Pourtant, dans la métropole de Lyon, près de 18 000 logements sont vides depuis plus de 2 ans, dont 70 % qui appartiennent à des organismes publics, ce  qui  donne  aisément des  marges  de  manœuvre  importantes  pour les  réquisitionner et  les  transformer en lieu d’hébergement d’urgence. Pour les centaines de locaux temporairement laissés vacants car en transition entre deux affectations, en attente de travaux, etc., une grande partie d’entre eux pourraient être utilisés pendant cette période pour accueillir des personnes sans-abri, en signant des conventions d’occupation intercalaires entre le propriétaire du bâtiment et une association agréée par l’État

Pourtant les mesures prises pour l’accueil des réfugiés ukrainiens prouvent que le volontarisme politique permet d’atteindre l’objectif « 0 sans-abri ».

Alors en solidarité, partout en France des associations réclament la réouverture de 10 000 places d’hébergement d’urgence, soutenus par les députés-es à l’Assemblée Nationale.

Ces associations se mobilisent aussi sur notre territoire.
Avec le collectif « Jamais sans Toit » ce sont 10 écoles à Lyon qui ouvrent leurs portes chaque nuit pour loger une trentaine d’enfants et leurs parents. 
Le collectif Solidarité entre Femmes à la rue et l’association Droit au logement 69 occupent depuis 1 mois le CCVA de Villeurbanne. Une soixantaine d’enfants y ont trouvé refuge avec leurs mères ou leurs deux parents.
Tous ces collectifs et associations organisent des rassemblements, le dernier ayant eu lieu devant la métropole jeudi dernier.

En laissant des enfants à la rue, l’État et les collectivités ne respectent pas les droits fondamentaux inscrits dans la Convention internationale des droits de l’enfant et n’assument pas non plus leurs obligations essentielles de solidarité, de protection sociale et d’hébergement.

Alors, quand une ville, comme Lyon, est proactive, va au-delà de ces compétences et ouvrent avec les associations une centaine de places d’hébergements dans plusieurs bâtiments du patrimoine municipal dont dans l’ancien commissariat du 7e pour accueillir une dizaine de famille, nous ne pouvons que prendre part à cette politique altruiste et la soutenir.

La ville pallie comme elle le peut aux carences institutionnelles, mais elle ne peut pas tout.

Les besoins d’hébergement ne sont clairement pas couverts, ils ne s’arrêtent pas avec la fin de la trêve hivernale et l’hébergement d’urgence n’est pas une solution sur du long terme.
Pour nous, « gouverner c’est d’abord loger son peuple » l’accès à un logement durable pour tous et toutes n’est pas négociable.
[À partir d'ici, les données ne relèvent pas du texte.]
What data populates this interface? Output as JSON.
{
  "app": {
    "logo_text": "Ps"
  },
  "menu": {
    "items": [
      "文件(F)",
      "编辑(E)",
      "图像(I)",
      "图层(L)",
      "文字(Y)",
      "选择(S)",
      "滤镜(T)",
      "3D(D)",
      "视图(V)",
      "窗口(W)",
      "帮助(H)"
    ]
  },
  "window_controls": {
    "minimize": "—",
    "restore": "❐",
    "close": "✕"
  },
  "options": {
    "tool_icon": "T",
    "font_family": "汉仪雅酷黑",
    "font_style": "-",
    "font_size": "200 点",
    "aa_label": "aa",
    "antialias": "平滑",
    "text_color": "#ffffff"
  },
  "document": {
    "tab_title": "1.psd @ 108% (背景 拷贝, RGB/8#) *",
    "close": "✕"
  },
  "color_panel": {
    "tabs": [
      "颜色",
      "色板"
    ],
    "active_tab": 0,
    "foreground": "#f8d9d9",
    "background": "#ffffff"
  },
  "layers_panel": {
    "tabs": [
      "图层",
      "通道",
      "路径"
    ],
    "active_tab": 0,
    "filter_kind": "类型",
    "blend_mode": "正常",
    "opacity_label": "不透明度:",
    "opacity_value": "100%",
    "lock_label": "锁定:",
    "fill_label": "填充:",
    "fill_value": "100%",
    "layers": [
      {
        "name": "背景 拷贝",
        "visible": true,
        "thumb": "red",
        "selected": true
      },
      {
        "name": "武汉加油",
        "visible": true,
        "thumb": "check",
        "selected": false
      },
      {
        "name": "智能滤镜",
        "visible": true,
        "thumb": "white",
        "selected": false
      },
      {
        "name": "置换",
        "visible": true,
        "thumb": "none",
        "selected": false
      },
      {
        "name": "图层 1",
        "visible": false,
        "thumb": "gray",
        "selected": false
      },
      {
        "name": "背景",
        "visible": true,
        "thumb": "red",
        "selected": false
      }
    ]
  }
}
Il ne peut pas être sous conditions.

Nous continuerons à faire pression sur l’Etat, qui a sabré dans le budget des aides au logement et des bailleurs sociaux, sur la préfecture et sur la métropole pour qu’ils prennent des décisions aussi évidentes, aussi simples, que de mettre à l’abri 330 enfants et leurs parents.

Certains combats n’ont pas de couleur politique, ils ont juste la couleur de l’humanité.

Je vous remercie.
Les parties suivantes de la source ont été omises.